Directed by: Brett Haley
Starring: Emily Bader, Tom Blyth
People We Meet on Vacation adapts Emily Henry’s bestselling 2021 novel into a warm, reflective romantic comedy that blends friendship and love in a way that feels familiar yet heartfelt. The story follows Poppy and Alex, two longtime best friends who have spent a decade of annual summer vacations together — even as their lives develop in very different directions. When a falling-out leaves them estranged, one last trip brings them back together and forces them to reckon with what’s really between them.
This is not a genre reinvention; it’s a reminder of why romantic comedies still work when they focus on real characters, real feelings, and the messy path from friendship to something more.
Emily Bader shines as Poppy, a free-spirited travel writer whose enthusiasm and vulnerability give the role genuine emotional weight. Tom Blyth matches her with a grounded, thoughtful turn as Alex — reserved, steady, and deeply believable as someone who’s quietly devoted even while wrestling with his own life plans.
Their chemistry feels effortless, like old friends you’ve known for years. It’s the kind of dynamic that makes you believe in the decades of annual vacations they’ve shared, and it’s often what carries the emotional beats of the movie.

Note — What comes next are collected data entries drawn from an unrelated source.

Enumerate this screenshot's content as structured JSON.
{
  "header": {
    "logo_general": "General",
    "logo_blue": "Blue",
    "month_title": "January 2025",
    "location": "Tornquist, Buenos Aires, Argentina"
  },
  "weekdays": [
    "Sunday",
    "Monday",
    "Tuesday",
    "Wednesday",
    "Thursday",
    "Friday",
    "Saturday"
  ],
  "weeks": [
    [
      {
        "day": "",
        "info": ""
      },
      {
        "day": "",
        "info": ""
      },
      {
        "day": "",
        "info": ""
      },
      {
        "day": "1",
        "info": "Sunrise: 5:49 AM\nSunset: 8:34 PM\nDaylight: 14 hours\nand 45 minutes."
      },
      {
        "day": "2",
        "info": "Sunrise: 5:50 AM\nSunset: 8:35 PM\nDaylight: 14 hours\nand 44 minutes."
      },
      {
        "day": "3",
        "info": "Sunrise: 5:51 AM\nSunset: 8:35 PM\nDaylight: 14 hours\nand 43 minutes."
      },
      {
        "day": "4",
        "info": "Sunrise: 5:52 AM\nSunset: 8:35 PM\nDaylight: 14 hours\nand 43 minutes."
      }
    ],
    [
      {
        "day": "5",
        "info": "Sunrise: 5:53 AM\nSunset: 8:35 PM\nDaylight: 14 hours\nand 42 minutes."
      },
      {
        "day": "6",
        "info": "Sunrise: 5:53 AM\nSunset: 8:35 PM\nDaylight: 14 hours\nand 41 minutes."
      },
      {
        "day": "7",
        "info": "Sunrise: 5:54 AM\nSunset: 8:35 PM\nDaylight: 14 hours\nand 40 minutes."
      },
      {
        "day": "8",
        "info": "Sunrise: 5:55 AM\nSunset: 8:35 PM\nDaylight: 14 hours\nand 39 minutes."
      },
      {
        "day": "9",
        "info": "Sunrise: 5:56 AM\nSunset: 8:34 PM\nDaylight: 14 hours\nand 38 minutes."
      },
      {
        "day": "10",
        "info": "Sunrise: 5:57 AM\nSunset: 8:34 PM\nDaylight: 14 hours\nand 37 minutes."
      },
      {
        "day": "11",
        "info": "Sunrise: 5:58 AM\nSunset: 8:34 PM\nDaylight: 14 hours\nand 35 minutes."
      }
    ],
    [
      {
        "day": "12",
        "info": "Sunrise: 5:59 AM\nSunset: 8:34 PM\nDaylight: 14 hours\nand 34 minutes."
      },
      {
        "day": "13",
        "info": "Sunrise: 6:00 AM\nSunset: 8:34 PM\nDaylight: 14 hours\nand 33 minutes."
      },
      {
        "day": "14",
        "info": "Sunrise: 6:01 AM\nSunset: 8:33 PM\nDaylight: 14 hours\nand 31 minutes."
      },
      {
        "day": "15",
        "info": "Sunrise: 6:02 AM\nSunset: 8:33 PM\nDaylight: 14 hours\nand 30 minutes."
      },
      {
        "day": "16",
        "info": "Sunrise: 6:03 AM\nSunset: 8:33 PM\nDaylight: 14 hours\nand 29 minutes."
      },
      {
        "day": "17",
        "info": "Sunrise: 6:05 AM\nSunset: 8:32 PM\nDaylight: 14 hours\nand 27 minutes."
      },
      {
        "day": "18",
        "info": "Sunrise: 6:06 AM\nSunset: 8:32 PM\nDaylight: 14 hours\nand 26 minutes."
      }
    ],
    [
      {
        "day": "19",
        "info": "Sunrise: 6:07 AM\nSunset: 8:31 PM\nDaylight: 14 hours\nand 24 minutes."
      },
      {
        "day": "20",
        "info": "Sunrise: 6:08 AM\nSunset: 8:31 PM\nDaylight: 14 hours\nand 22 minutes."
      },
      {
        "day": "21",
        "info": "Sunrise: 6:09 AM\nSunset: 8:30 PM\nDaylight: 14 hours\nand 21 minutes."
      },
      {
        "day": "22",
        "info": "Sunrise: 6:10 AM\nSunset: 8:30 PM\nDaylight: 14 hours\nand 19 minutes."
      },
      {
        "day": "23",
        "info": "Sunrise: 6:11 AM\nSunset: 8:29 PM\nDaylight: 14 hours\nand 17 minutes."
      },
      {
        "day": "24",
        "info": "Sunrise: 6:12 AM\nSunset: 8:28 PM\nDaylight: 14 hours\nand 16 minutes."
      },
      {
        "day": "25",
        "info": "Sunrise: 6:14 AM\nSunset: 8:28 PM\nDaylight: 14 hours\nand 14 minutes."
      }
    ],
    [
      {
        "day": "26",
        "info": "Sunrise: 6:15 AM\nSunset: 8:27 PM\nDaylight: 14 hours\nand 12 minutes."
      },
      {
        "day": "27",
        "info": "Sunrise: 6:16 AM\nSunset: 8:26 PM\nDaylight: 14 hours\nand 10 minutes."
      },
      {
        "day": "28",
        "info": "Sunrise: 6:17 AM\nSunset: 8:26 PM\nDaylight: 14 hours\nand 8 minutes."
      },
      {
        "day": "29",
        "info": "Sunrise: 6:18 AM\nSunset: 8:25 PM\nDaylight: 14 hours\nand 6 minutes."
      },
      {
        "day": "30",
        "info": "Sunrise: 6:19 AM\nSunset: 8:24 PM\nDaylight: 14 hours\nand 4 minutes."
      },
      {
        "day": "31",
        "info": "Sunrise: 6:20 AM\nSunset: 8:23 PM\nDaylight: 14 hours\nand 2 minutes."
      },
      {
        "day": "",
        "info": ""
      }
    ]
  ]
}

Brett Haley directs with a light, confident touch, letting the story unfold with easy pacing and a fluid blend of past and present. The movie jumps between flashbacks of earlier vacations and the current trip with a breezy rhythm that feels natural rather than gimmicky.
Yes, the plot follows familiar rom-com beats — friends become lovers, misunderstandings stir tension, and reconciliation comes after honest conversation — but Haley and his co-writers lean into those beats with sincerity rather than cliché. The result feels like a classic template executed with care.
There aren’t fireworks or bold flourishes here — this is rom-com mechanics done right. And honestly, that’s part of the charm.
I smiled more than once. There are funny moments that might not have you laughing out loud, but they’ll certainly crack a grin — the kind of charm that sticks with you after the credits roll. The story leans into predictability, but sometimes that’s exactly what you want from a romantic comedy: comfort, familiarity, and the emotional satisfaction of seeing two people you like finally get it together.
There were moments that genuinely hit — warmed me, even teared me up a bit — because the friendship between Poppy and Alex feels lived-in. You believe this bond. You see how something more could grow from it.
This isn’t the kind of movie you dissect for plot twists — it’s the kind you return to because the characters feel like friends, and because the story reminds you why these kinds of tales still resonate.
Final Rating: ⭐ ⭐ ⭐ ⭐ ☆
People We Meet on Vacation won’t surprise you if you’re familiar with romantic comedies, but it doesn’t need to. What it does, it does well: charming leads, believable chemistry, and a story about holding onto someone who might just be “the one” without either character realizing it until the very end.
It’s warm. It’s sweet. It’s familiar in all the right ways and delivers plenty of heart along the way.